A partir desta compreensão estratégica foi que o governo da Unidade Popular (1970-1973) fundou a Corporação Nacional do Cobre (Codelco), se contrapondo à parasitagem das estadunidenses Anaconda e Kennecot, até então as maiores usurpadoras desta riqueza.
“Como dizia Salvador Allende, a nacionalização do cobre foi nossa segunda independência econômica. Agora, este é o desafio das novas gerações, porque hoje 70% do cobre que se explora no Chile está em mãos estrangeiras, em mãos transnacionais e privadas”, denunciou Manuel Ahumada, presidente da Confederação de Trabalhadores do Cobre (CTC), em cuja sede ocorreu o ato.

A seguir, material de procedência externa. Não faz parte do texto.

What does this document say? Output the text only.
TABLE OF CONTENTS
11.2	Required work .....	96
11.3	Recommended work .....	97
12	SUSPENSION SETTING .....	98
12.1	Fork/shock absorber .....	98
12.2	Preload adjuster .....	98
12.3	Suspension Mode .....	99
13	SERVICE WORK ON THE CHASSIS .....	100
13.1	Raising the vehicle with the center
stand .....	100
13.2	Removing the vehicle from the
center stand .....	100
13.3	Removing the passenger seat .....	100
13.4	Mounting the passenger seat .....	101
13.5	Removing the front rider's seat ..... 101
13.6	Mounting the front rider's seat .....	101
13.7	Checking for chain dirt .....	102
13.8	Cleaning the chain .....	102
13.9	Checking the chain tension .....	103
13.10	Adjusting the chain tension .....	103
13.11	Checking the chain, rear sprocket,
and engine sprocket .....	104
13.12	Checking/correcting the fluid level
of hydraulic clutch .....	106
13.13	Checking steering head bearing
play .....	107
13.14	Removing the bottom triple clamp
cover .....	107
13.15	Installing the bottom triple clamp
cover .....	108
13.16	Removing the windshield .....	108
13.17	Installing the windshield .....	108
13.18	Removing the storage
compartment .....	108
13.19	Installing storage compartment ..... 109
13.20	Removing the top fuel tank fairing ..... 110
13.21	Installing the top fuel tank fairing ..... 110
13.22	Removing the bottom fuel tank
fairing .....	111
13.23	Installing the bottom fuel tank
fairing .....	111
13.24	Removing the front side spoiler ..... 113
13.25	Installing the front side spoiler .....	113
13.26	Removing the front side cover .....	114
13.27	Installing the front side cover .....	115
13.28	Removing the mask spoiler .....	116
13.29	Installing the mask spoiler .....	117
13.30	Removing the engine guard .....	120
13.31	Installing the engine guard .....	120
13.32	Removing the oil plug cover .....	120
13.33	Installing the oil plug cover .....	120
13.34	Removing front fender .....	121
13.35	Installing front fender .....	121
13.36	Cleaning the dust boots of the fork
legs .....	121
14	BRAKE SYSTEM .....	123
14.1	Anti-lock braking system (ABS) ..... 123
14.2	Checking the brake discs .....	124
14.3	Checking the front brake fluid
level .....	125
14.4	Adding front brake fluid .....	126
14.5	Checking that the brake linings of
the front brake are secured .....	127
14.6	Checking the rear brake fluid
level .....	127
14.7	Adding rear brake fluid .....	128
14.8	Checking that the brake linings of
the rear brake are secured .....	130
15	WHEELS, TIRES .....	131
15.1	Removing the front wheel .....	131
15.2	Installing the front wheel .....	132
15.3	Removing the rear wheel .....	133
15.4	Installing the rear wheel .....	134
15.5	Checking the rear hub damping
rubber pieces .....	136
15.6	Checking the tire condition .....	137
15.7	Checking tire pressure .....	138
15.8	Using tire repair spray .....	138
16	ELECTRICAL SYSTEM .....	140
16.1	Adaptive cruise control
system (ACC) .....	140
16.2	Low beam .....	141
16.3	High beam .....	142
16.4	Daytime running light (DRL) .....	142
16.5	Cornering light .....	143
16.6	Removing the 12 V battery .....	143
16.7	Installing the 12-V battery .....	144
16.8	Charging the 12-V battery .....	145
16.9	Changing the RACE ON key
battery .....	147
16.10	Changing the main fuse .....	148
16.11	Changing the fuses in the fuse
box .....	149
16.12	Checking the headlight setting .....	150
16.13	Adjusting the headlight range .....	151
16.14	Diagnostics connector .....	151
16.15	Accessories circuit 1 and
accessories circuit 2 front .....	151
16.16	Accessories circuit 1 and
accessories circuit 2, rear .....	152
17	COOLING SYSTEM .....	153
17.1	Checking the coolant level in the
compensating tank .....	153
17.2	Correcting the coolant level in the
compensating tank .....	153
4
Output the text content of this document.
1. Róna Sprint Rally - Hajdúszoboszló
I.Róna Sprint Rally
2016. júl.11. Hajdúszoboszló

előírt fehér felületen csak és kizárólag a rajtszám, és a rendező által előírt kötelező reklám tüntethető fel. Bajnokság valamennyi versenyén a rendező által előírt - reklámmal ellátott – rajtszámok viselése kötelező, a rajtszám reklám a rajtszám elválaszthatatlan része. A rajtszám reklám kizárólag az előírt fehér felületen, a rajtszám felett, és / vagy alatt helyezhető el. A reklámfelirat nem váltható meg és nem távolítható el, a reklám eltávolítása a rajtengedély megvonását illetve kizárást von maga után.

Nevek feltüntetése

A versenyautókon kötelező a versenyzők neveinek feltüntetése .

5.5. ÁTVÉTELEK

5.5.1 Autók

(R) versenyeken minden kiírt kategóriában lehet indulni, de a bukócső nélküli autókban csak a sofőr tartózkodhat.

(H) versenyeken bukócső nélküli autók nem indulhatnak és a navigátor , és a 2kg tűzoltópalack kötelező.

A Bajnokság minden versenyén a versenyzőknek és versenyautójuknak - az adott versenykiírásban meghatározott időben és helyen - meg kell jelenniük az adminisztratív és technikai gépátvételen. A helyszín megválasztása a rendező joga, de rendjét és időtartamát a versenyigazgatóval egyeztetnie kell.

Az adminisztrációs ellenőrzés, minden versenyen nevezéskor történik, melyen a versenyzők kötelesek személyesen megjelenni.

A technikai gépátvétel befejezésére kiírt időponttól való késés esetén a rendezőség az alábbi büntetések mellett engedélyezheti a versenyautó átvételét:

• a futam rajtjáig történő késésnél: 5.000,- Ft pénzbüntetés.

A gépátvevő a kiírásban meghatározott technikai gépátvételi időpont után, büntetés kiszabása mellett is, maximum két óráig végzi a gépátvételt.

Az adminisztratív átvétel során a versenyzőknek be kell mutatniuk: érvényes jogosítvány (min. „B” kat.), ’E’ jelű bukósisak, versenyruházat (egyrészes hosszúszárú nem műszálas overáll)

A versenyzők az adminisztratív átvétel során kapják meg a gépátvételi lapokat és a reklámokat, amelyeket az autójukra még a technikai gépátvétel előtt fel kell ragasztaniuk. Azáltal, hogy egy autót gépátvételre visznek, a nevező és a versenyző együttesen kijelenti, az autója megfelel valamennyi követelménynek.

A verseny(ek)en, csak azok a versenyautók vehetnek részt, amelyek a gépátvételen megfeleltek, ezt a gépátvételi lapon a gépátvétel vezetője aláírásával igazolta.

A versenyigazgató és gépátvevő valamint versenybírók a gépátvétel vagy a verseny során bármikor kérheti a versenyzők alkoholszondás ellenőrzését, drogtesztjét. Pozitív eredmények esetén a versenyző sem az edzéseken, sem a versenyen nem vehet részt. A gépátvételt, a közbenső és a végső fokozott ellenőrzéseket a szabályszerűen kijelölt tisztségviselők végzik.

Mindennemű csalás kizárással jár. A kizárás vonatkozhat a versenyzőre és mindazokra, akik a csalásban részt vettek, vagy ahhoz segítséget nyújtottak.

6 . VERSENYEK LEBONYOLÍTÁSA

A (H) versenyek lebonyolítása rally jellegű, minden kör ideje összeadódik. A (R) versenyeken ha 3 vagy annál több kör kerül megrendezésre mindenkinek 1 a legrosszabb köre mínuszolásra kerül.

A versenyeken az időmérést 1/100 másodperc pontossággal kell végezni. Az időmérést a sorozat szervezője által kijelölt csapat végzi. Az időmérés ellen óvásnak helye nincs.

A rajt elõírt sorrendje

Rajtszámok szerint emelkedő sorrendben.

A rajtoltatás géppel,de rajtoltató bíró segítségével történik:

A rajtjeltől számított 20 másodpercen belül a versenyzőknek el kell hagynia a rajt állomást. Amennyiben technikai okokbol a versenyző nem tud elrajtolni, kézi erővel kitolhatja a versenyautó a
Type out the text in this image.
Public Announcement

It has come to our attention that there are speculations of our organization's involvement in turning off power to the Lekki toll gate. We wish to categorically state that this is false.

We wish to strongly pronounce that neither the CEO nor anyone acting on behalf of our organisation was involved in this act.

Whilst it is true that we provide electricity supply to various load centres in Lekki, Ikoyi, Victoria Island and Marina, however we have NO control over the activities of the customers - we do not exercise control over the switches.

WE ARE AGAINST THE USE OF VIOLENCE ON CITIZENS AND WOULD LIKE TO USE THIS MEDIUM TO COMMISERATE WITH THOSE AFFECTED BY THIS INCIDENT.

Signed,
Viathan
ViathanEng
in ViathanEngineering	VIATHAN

Campanha mobiliza sociedade chilena
Após a derrubada de Allende, a ditadura de Augusto Pinochet (1973-1990) pôs por terra uma a uma as conquistas do frutífero governo. Diante da crise econômica inicial, Pinochet não conseguiu em um primeiro momento abrir mão do cobre, implementando o retrocesso na Codelco apenas em 1981, quando começou o processo de “concessão” do estratégico mineral ao estrangeiro. Mas foi nos governos da “Concertação”, dos presidentes Patrício Alwin (1990-1994), Eduardo Frei (1994-2000), Ricardo Lagos (2000-2006) e Michele Bachelet (2006-2010 e 2014 até o momento), com seu Partido “Socialista” (PS) que o processo de desnacionalização foi acelerado, assinalam os economistas Orlando Caputo e Graciela Galarce. Para os dois estudiosos – Caputo foi gerente geral da Codelco durante o governo da UP e integrante do Comitê encarregado de levar adiante o processo de nacionalização – com Bachelet e o PS no poder, “o Chile continuou como o mais aplicado aluno da política neoliberal e a entregar às multinacionais a sua principal riqueza”.
INDUSTRIALIZAÇÃO
Manuel Ahumada enfatizou que é hora do país retomar em suas mãos o metal – do qual conta com 35% da produção e mais de 40% das reservas mundiais. “Devemos começar um processo de industrialização e também uma independência econômica real, que nos permita poder financiar um projeto diferente de país, com maiores benefícios sociais e maior segurança social”, acrescentou.
Neste contexto de retomada do patrimônio mineral, o líder sindical defendeu a necessidade de também nacionalizar o lítio, que junto ao cobre e à capacidade de gerar energia formaria um triângulo desenvolvimentista. “O Chile tem capacidade de gerar energia, tanto eólica como geotérmica; temos as principais reservas do mineral que conserva a energia e temos as principais reservas do mineral que transporta a energia. Então, não ver um pólo de desenvolvimento virtuoso em torno a isso é ser muito limitado ao curto prazo”, assinalou.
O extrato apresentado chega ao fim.